Let $S_3$ be the symmetric group on 3 elements, i.e., the group of bijections from $\{1,2,3\}$ to itself. Let $\sigma \in S_3$ such that $\sigma(1) = 2, \sigma(2) = 3, \sigma(3) = 1$.
I have already shown the following points:
- $|S_3| = 6$
- $\langle \sigma \rangle $ is normal in $S_3$
From shown results in the lecture I know that
$S_3/\langle \sigma \rangle $ is abelian $\implies [S_3,S_3] \subseteq \langle \sigma \rangle$. Further I know that $S_3$ is not abelian and $[S_3, S_3]$ is normal in $S_3$.

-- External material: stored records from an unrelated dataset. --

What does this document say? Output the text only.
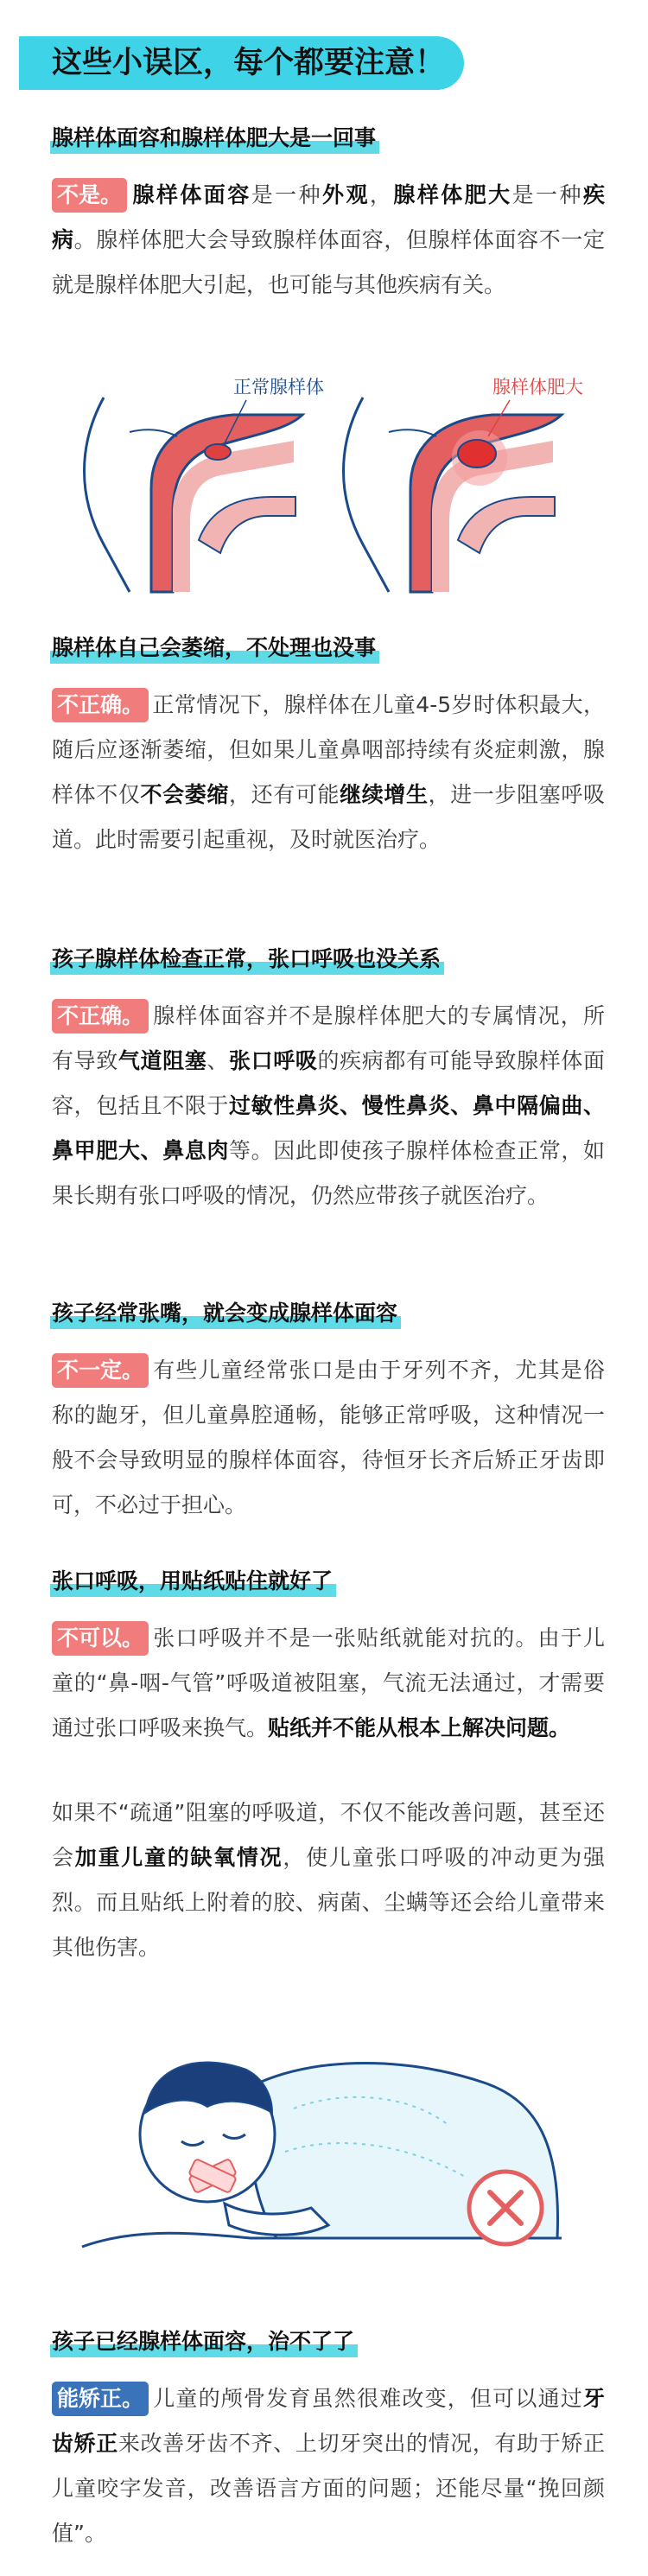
这些小误区，每个都要注意！
腺样体面容和腺样体肥大是一回事

不是。 腺样体面容是一种外观，腺样体肥大是一种疾病。腺样体肥大会导致腺样体面容，但腺样体面容不一定就是腺样体肥大引起，也可能与其他疾病有关。

正常腺样体	腺样体肥大
腺样体自己会萎缩，不处理也没事

不正确。 正常情况下，腺样体在儿童4-5岁时体积最大，随后应逐渐萎缩，但如果儿童鼻咽部持续有炎症刺激，腺样体不仅不会萎缩，还有可能继续增生，进一步阻塞呼吸道。此时需要引起重视，及时就医治疗。

孩子腺样体检查正常，张口呼吸也没关系

不正确。 腺样体面容并不是腺样体肥大的专属情况，所有导致气道阻塞、张口呼吸的疾病都有可能导致腺样体面容，包括且不限于过敏性鼻炎、慢性鼻炎、鼻中隔偏曲、鼻甲肥大、鼻息肉等。因此即使孩子腺样体检查正常，如果长期有张口呼吸的情况，仍然应带孩子就医治疗。

孩子经常张嘴，就会变成腺样体面容

不一定。 有些儿童经常张口是由于牙列不齐，尤其是俗称的龅牙，但儿童鼻腔通畅，能够正常呼吸，这种情况一般不会导致明显的腺样体面容，待恒牙长齐后矫正牙齿即可，不必过于担心。

张口呼吸，用贴纸贴住就好了

不可以。 张口呼吸并不是一张贴纸就能对抗的。由于儿童的“鼻-咽-气管”呼吸道被阻塞，气流无法通过，才需要通过张口呼吸来换气。贴纸并不能从根本上解决问题。

如果不“疏通”阻塞的呼吸道，不仅不能改善问题，甚至还会加重儿童的缺氧情况，使儿童张口呼吸的冲动更为强烈。而且贴纸上附着的胶、病菌、尘螨等还会给儿童带来其他伤害。

孩子已经腺样体面容，治不了了

能矫正。 儿童的颅骨发育虽然很难改变，但可以通过牙齿矫正来改善牙齿不齐、上切牙突出的情况，有助于矫正儿童咬字发音，改善语言方面的问题；还能尽量“挽回颜值”。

How can I conclude that $[S_3, S_3] = \langle \sigma \rangle$?
My thought:
$${\rm card}(S_3) = {\rm card}([S_3,S_3]) \cdot {\rm card}(S_3/[S_3,S_3])$$
or more precisely
$$6 ={\rm card}([S_3,S_3]) \cdot{\rm card}(S_3/[S_3,S_3])$$
but since $[S_3,S_3] \subseteq \langle \sigma \rangle$ we have that ${\rm card}([S_3,S_3]) \leq{\rm card}(\langle \sigma \rangle)$ and since $[S_3,S_3]$ is not trivial its cardinality can not be $1$. So it is either $2$ or $3$.
How can I proceed from here on?